A Crossroads in Biomedicine?
Scientific knowledge is supposed to be built piecewise—study by study, experiment by experiment—so that each new piece of knowledge rests on a firm foundation of preceding work. Discovering that influential pieces of research cannot, in fact, be replicated by other researchers in other labs is akin to discovering a foundation riddled with holes, but that’s exactly what has happened in the last few decades, in fields from chemistry to psychology. This “reproducibility crisis” has prompted soul-searching throughout the sciences, as researchers reconsider what they know and how they know it.
How did this happen? Nicole C. Nelson, an assistant professor of science and technology studies at the University of Wisconsin-Madison and a visiting fellow at Harvard’s Radcliffe Institute for Advanced Study, is well situated to find out. An ethnographer and historian of science, Nelson studies the assumptions that scientists make about the world and how that affects their work. She is spending her fellowship year researching the origins of the replication crisis in pre-clinical research: the experiments on animals and cell cultures that inspire the development of new pharmaceuticals.
On Wednesday night at Radcliffe, Nelson discussed the origins of the reproducibility crisis in biomedicine and proposed that any solution would require not only changing how scientists talk about uncertainty but also confronting the power dynamics in academic labs that can exacerbate reproducibility concerns. The talk was part of the institute’s Fellows’ Presentation Series, which brings the work of its 50 scholars—from across the arts, humanities, sciences, and social sciences—to the public.
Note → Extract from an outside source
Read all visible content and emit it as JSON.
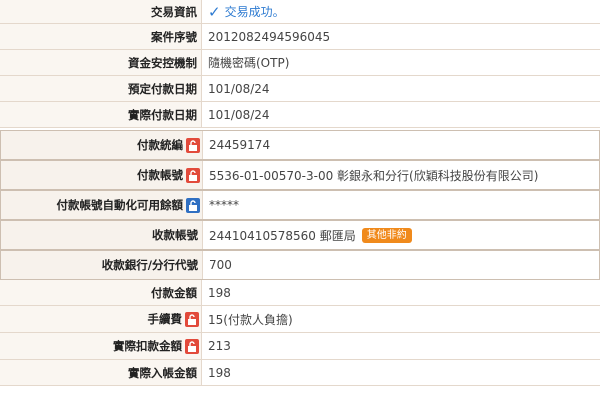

Despite the sense in the last decade or so that the reproducibility problem is an emerging crisis, Nelson sees it as a continuation of reform efforts that began in the field of clinical medicine in the 1990s. To prevent unscrupulous drug companies or journals interested only in the flashiest results from biasing the scientific record, nearly all clinical trials since the early 2000s have been registered before they even begin. This ensures that their existence is made public, whether their results show the treatment to be beneficial, ineffective, or dangerous.
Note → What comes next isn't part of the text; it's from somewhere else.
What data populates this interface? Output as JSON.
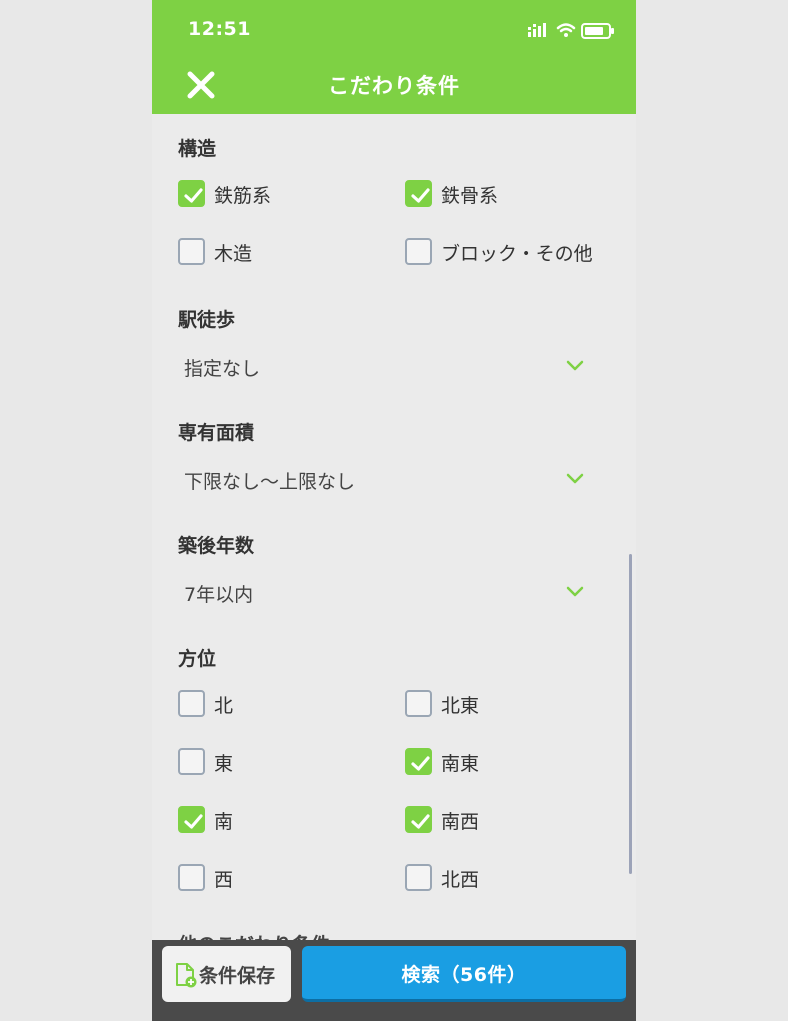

At the same time, clinicians have adopted a standardized ranking system to express the strength of evidence supporting different therapies. Grades show which conditions an intervention benefits, what kind of trials the evidence comes from, and in which patient populations the evidence is strongest, making it clearer to clinicians how confident they can be that a given therapy will work for their specific patient. Using such a system effectively, said Nelson, means “thinking about how to talk about scientific data in ways that don’t rely on the absolutist notion of truth, but instead emphasize those shades of gray.”
But these strategies have not yet permeated research done using cells and animals, she continued. Therefore, when research teams at both Amgen and Bayer tried to reproduce dozens of different research results in the early 2010s, and found that only a small percent could actually be duplicated, the field was ripe for a reckoning.
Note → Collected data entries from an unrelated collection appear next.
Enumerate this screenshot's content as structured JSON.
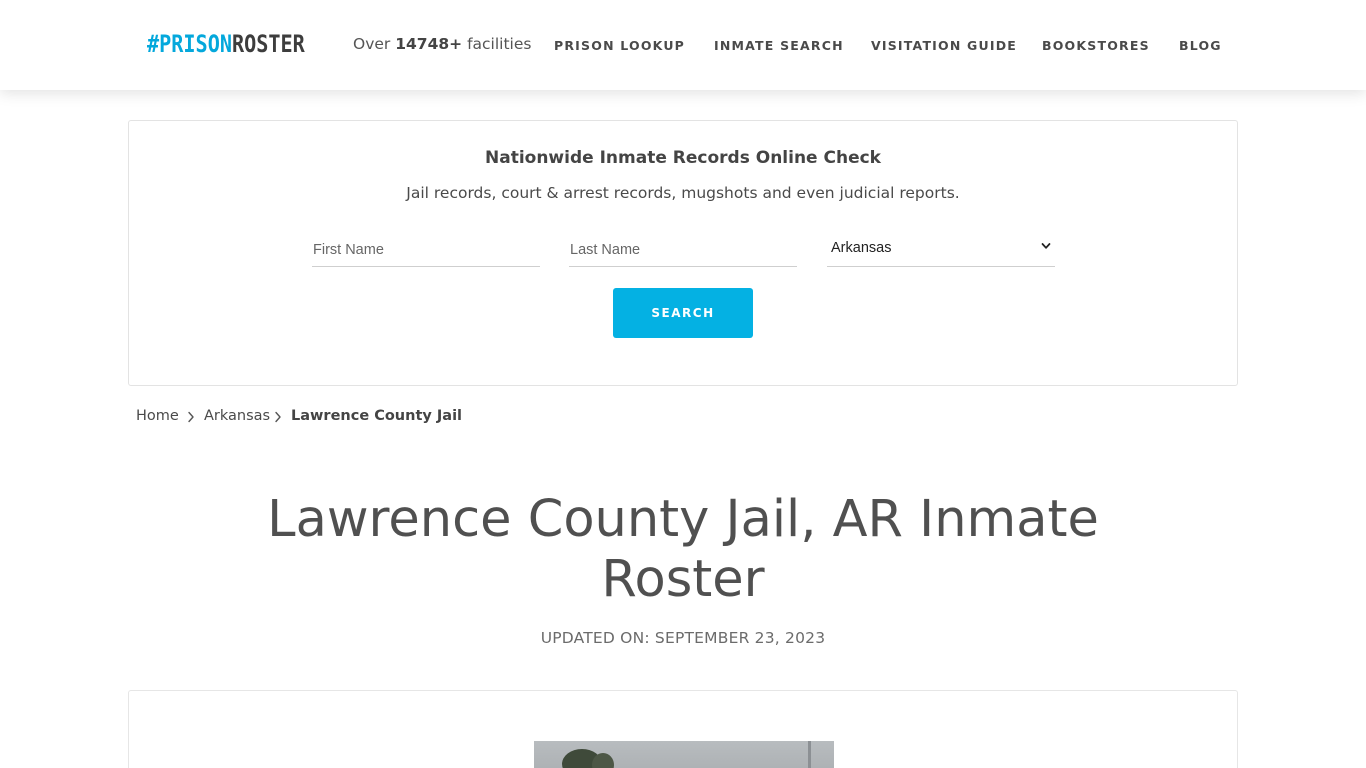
{
  "header": {
    "logo": {
      "hash": "#",
      "prison": "PRISON",
      "roster": "ROSTER"
    },
    "facilities": {
      "prefix": "Over ",
      "count": "14748+",
      "suffix": " facilities"
    },
    "nav": [
      {
        "label": "PRISON LOOKUP"
      },
      {
        "label": "INMATE SEARCH"
      },
      {
        "label": "VISITATION GUIDE"
      },
      {
        "label": "BOOKSTORES"
      },
      {
        "label": "BLOG"
      }
    ]
  },
  "search": {
    "title": "Nationwide Inmate Records Online Check",
    "subtitle": "Jail records, court & arrest records, mugshots and even judicial reports.",
    "first_name_placeholder": "First Name",
    "last_name_placeholder": "Last Name",
    "state_selected": "Arkansas",
    "button_label": "SEARCH"
  },
  "breadcrumb": {
    "home": "Home",
    "state": "Arkansas",
    "current": "Lawrence County Jail"
  },
  "page": {
    "title": "Lawrence County Jail, AR Inmate Roster",
    "updated": "UPDATED ON: SEPTEMBER 23, 2023"
  },
  "colors": {
    "accent": "#04b1e3",
    "logo_blue": "#04a8dc",
    "text": "#4a4a4a"
  },
  "icons": {
    "breadcrumb_separator": "chevron-right-icon",
    "select_arrow": "chevron-down-icon"
  }
}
Though the need for reform is clear, Nelson conceded that the path forward is trickier in pre-clinical research than in clinical trials. “The pharmaceutical industry makes a really good villain,” she explained: the profit motive creates a simple narrative and allows academics and others outside the industry to push for relatively simple changes. In comparison, “it’s undoubtedly more difficult for a community to look critically at its own practices.” In academic labs, she said, the question of what drives a bias toward positive results is more complicated. “Is it because of pressure to publish from funders, from your tenure committee, from journals that want to publish novel results, or is it internal?”
Whatever the cause, Nelson suggested that pre-clinical scientists could mitigate the effect by borrowing language from clinical research to say explicitly, first, how confident they are in their results and, second, under which conditions these results ought to be replicable. Systematic tracking of which cell cultures or lab animals a treatment has been tested on—and whether the therapy ameliorates the actual condition or a close (or not-so-close) proxy for it—would allow scientists to deal with uncertainty more comfortably and consistently, she said.
Although scientists within the field often seek external solutions, such as more funding to replicate studies or better statistical education for trainees, Nelson said the field will have to do some self-reflection. For instance: it’s all too easy for professors to assume that students’ failures to replicate past work is an error driven by inexperience, and therefore push them to tweak their methods and analysis until they can coax out “successful” results.
This pressure, Nelson pointed out, will fall more heavily on underrepresented minorities whose competence is less likely to receive the benefit of the doubt. “Taking this problem seriously requires talking about power differentials within the lab, and requires confronting the idea that science is not separate from society with all of its issues and social biases,” she concluded. “It reminds us that science is done by humans.”